As well, the province is planning auto insurance reforms, putting money toward four police helicopters for Greater Toronto Area forces, supporting a new York University medical school focused on training family doctors, and increasing the eligibility threshold for a program that helps families with the cost of electricity.

NDP Leader Marit Stiles said there are many gaps in the budget, which she said doesn't put enough toward affordable housing or boosting primary health care.

"I see nothing here that's going to support Ontarians in their day-to-day lives," she said.

In addition to the sluggish economy, the budget document also cites higher public sector salaries, increased infrastructure spending and gas tax relief as reasons for the deficit figures.

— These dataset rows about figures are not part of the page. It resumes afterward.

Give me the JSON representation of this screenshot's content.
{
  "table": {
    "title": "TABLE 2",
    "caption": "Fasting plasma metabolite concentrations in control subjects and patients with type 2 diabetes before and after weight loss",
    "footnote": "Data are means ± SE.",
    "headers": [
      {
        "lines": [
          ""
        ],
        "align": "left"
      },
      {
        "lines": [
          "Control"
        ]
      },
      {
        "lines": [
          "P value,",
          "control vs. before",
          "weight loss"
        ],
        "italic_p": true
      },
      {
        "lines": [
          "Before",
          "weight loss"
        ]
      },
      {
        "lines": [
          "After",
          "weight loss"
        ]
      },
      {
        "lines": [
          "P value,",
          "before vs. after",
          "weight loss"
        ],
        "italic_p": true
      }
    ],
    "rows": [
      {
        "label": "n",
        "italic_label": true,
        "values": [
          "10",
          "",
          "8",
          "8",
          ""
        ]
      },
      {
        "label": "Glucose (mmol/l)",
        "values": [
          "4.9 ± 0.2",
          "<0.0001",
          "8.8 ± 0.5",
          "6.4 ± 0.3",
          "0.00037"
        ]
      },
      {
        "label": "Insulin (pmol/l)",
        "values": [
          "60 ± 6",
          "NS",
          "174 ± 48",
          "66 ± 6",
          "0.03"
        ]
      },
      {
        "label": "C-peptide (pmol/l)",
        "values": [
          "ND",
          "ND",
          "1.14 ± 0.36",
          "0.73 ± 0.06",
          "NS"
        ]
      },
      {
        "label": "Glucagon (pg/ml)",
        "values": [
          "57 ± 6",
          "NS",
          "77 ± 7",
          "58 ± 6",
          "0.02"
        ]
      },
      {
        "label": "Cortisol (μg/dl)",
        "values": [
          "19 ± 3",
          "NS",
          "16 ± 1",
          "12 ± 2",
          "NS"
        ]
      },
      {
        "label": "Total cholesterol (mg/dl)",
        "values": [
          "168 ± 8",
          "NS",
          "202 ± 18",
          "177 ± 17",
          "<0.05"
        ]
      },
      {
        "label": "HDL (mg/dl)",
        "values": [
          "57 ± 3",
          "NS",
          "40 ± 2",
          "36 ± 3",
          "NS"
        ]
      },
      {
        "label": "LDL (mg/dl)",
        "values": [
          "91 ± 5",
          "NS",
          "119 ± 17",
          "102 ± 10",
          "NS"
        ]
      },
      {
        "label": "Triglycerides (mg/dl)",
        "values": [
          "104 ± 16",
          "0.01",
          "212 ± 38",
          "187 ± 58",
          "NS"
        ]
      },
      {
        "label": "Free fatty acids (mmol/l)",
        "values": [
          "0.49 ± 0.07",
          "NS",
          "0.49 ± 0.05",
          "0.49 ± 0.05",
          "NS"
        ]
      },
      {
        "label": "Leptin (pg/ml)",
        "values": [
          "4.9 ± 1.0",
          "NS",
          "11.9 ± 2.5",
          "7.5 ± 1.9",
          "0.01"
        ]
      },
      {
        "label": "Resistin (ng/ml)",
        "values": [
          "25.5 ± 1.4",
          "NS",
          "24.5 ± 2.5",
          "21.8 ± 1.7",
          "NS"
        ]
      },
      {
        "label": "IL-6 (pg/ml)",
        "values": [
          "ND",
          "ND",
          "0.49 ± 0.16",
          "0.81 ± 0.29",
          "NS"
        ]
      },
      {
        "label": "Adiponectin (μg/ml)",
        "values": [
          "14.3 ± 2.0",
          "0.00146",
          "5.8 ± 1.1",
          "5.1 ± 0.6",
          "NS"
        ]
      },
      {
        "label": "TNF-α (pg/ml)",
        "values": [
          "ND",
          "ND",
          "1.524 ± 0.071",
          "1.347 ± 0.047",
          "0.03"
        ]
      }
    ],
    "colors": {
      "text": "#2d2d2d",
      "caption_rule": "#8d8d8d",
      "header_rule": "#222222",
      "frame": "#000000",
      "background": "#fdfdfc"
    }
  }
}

The government is spending billions more on broader public sector compensation, particularly in health and education, after its wage restraint law was declared unconstitutional last month. The province has mostly relied on large, multi-billion-dollar contingency funds to pay for retroactive payments it has had to make, but going forward the contingency fund is set at a more standard level of $1.5 billion.

Ontario's finances on the revenues side have also deteriorated since the last budget, Tuesday's document reports, saying they have decreased by $7.3 billion for the upcoming fiscal year, due to both slower growth and lower tax assessment information from the federal government.

As well, a recent federal announcement of a two-year cap on international student study permits will negatively affect the province's books since colleges' finances are consolidated into the province's financial statements.

Colleges have increasingly relied on the much higher tuition fees paid by international students to bolster their finances in the face of low operating funding from the province and a multi-year domestic tuition freeze.

The budget shows the province's net debt rising above $439 billion in the upcoming year.

Liberal finance critic Stephanie Bowman noted that the Progressive Conservatives have added $100 billion in net debt since coming to power in 2018, and criticized the government for managing to both pile on debt while also underspending on services such as health care.

"There are lots of things this government is choosing not to do to fix the crisis in front of them because they like projects," she said.

"They like building things that are adding billions of dollars of debt and yet we have crises after crises in every file in this province. I would actually challenge people to name a file that is not on fire here."

For this fiscal year, the province is expected to end 2023-24 with a $3-billion deficit, an improvement from the $4.5 billion expectation Bethlenfalvy had just a month ago when he presented the third quarter finances.